Originally Posted on September 19, 2005
About fifteen years ago, I remember a conversation with a friend regarding my life in the Bay Area. I was asked if I would consider living in the city of San Francisco. Honestly, it did cross my mind, but I was content with life in San Rafael, a mere twenty miles away.
In retrospect, life in San Francisco made sense. After 1993, I stopped owning a car, so I relied on public transportation and the occasional rented car. I love the fact of urban living for the convenience of having everything within blocks away or a short bus, train or taxi ride. Urban living also had the added bonus of access to nightlife and other social opportunities.
Last month, I moved into a wonderful home in Minneapolis. A duplex in the Southeast part of the city about two blocks from the Mississippi River with access to the transit and other conveniences. Granted, it is not the major urban ideal I had in mind back in San Francisco, but the neighborhood is simply fantastic and the house has a certain urban neighborhood charm.
The Longfellow district, specifically the Cooper neighborhood, goes back over 90 years when the homes in the area started popping up. It was mainly a working-class neighborhood, now it is very diverse in terms of socio-economic and ethnic terms. Talking with a friend from Illinois over the weekend, I equated this neighborhood to Chicago’s Jefferson Park area, northwest of The Loop. I’m sure that I’ll find other neighborhood to compare this to, but nothing compares to the feeling of home I get living here.
If you walk around the neighborhood, you will find lots of bungalows with ample yard space front and back. Also, there are plenty of cottage-style homes closer to the river. The area has a definitely left bent politically, as seen from the yard signs during this municipal election.

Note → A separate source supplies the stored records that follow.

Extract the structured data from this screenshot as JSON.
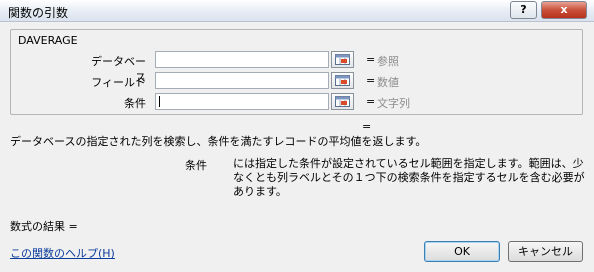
{
  "window": {
    "title": "関数の引数",
    "help_button": "?",
    "close_button": "x"
  },
  "function": {
    "name": "DAVERAGE",
    "arguments": [
      {
        "label": "データベース",
        "value": "",
        "equals": "=",
        "result": "参照"
      },
      {
        "label": "フィールド",
        "value": "",
        "equals": "=",
        "result": "数値"
      },
      {
        "label": "条件",
        "value": "",
        "equals": "=",
        "result": "文字列"
      }
    ],
    "result_equals": "=",
    "description": "データベースの指定された列を検索し、条件を満たすレコードの平均値を返します。",
    "active_argument": {
      "name": "条件",
      "description": "には指定した条件が設定されているセル範囲を指定します。範囲は、少なくとも列ラベルとその１つ下の検索条件を指定するセルを含む必要があります。"
    }
  },
  "footer": {
    "formula_result_label": "数式の結果 =",
    "help_link": "この関数のヘルプ(H)",
    "ok_button": "OK",
    "cancel_button": "キャンセル"
  },
  "colors": {
    "close_button": "#c9503a",
    "link": "#0b3c9c",
    "placeholder_value": "#8d8d8d"
  },
  "icons": {
    "reference": "collapse-dialog-icon"
  }
}
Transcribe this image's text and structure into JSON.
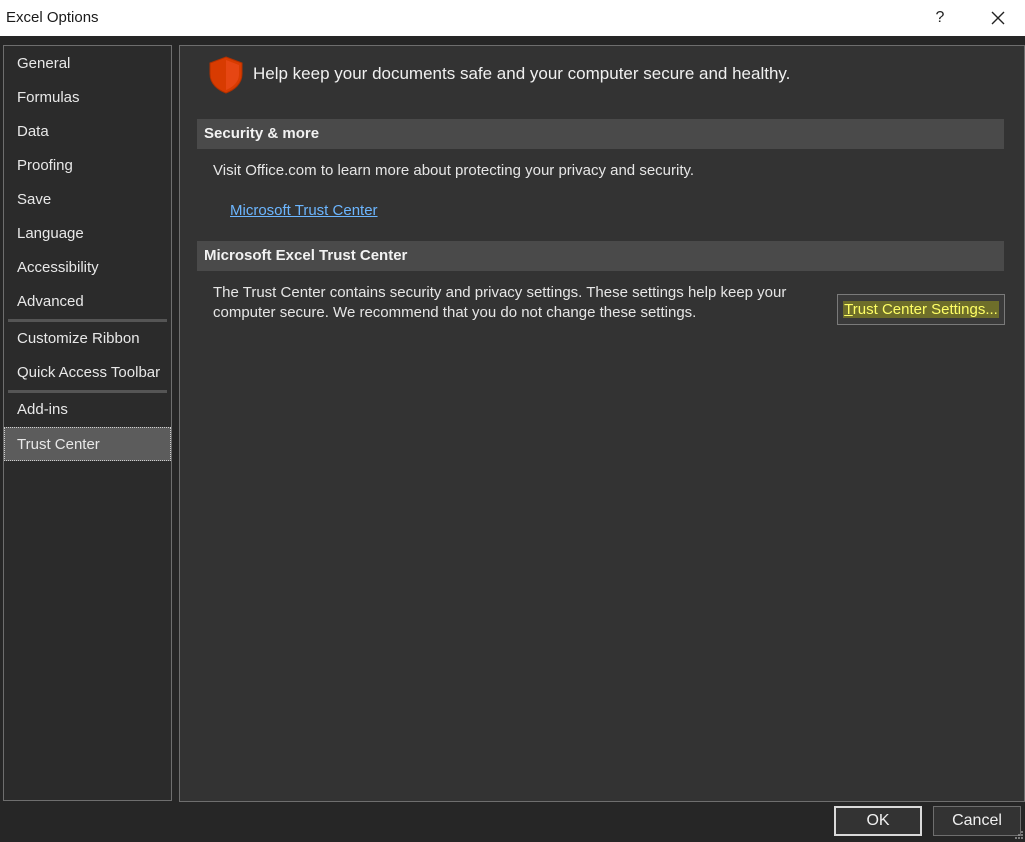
{
  "window": {
    "title": "Excel Options",
    "help_label": "?",
    "close_icon": "close-icon"
  },
  "sidebar": {
    "items": [
      {
        "label": "General"
      },
      {
        "label": "Formulas"
      },
      {
        "label": "Data"
      },
      {
        "label": "Proofing"
      },
      {
        "label": "Save"
      },
      {
        "label": "Language"
      },
      {
        "label": "Accessibility"
      },
      {
        "label": "Advanced"
      },
      {
        "label": "Customize Ribbon"
      },
      {
        "label": "Quick Access Toolbar"
      },
      {
        "label": "Add-ins"
      },
      {
        "label": "Trust Center"
      }
    ],
    "selected": "Trust Center"
  },
  "main": {
    "intro": "Help keep your documents safe and your computer secure and healthy.",
    "security_section": {
      "heading": "Security & more",
      "text": "Visit Office.com to learn more about protecting your privacy and security.",
      "link": "Microsoft Trust Center"
    },
    "trust_section": {
      "heading": "Microsoft Excel Trust Center",
      "text_line1": "The Trust Center contains security and privacy settings. These settings help keep your",
      "text_line2": "computer secure. We recommend that you do not change these settings.",
      "button_access_key": "T",
      "button_rest": "rust Center Settings..."
    }
  },
  "footer": {
    "ok_label": "OK",
    "cancel_label": "Cancel"
  },
  "colors": {
    "background": "#262626",
    "panel": "#333333",
    "section_header": "#4a4a4a",
    "link": "#6cb6ff",
    "shield": "#d83b01",
    "highlight_text": "#ffff66"
  }
}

There are also plenty of gay and lesbian folks in the neighborhood as well.
I live in one of the duplexes in the basement. The place is very comfortable and easy to manage. The short distance to good dining and other conveniences, such as coffeehouses and retail, also help add value to this wonderful new place. In fact, I had lunch with some friends on Sunday at this wonderful restaurant just two blocks from home. I can see inviting folks out here for future dinners and Sunday Brunches.
In years past, I felt comfortable at the home I lived in, but felt so removed from all of the fun and access to things I need and enjoy. It certainly doesn’t help if you live in suburbia without a car and somewhat adequate public transportation. With this new home, I can do so much more than previous residences afforded me. Even with public transport, reasonable cab rates and wider choices, I can meet folks for dinner or have coffee with the fellas. Hell, I can beeline to the Mall of America for some serious shopping…while dodging the tourists.

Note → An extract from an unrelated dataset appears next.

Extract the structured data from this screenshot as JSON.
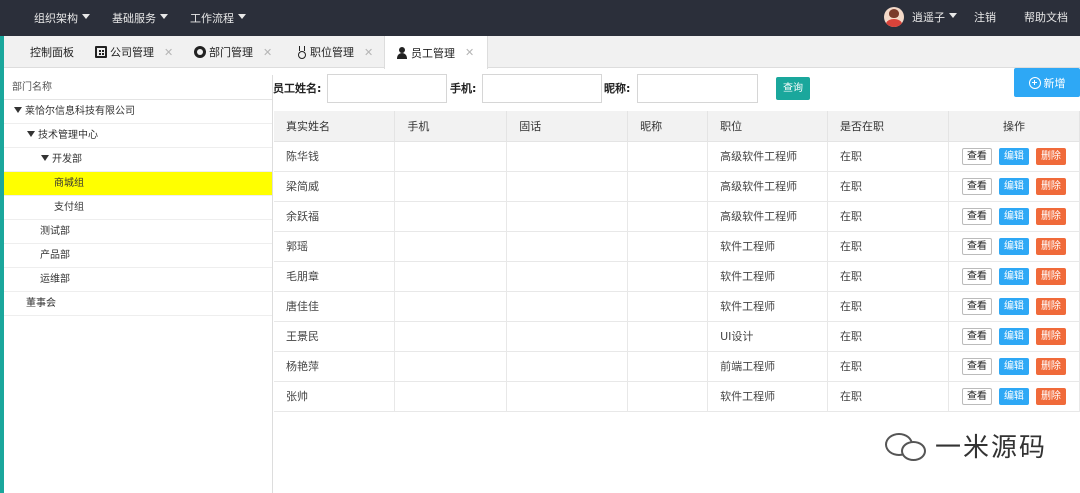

Living in an urban oasis has its plusses and minuses. I believe in being safe and secure and there are times where you do cross into undesirable neighborhoods. I guess my L.A. upbringing, coupled with some trail-and-error situations early on in my life, helps me be a bit more protective around those situations, but that doesn’t mean I have some sort of fear. Avoidance is an alternative, but you have to face crazy situations sometimes and be strong in dealing with them. If you want to test that out, go to San Francisco. Better yet, live in the Bay Area for a while.
In all, I am truly enjoying my new home and this wonderful Minneapolis existence. There is so much to learn and so much to do to get settled. After the flurry of activity this weekend to make my room and the bathroom livable, I can start relaxing. Oh, but there will always be another project somewhere to do…maybe next month. In the meantime, I better start scoping out more cool new places around town.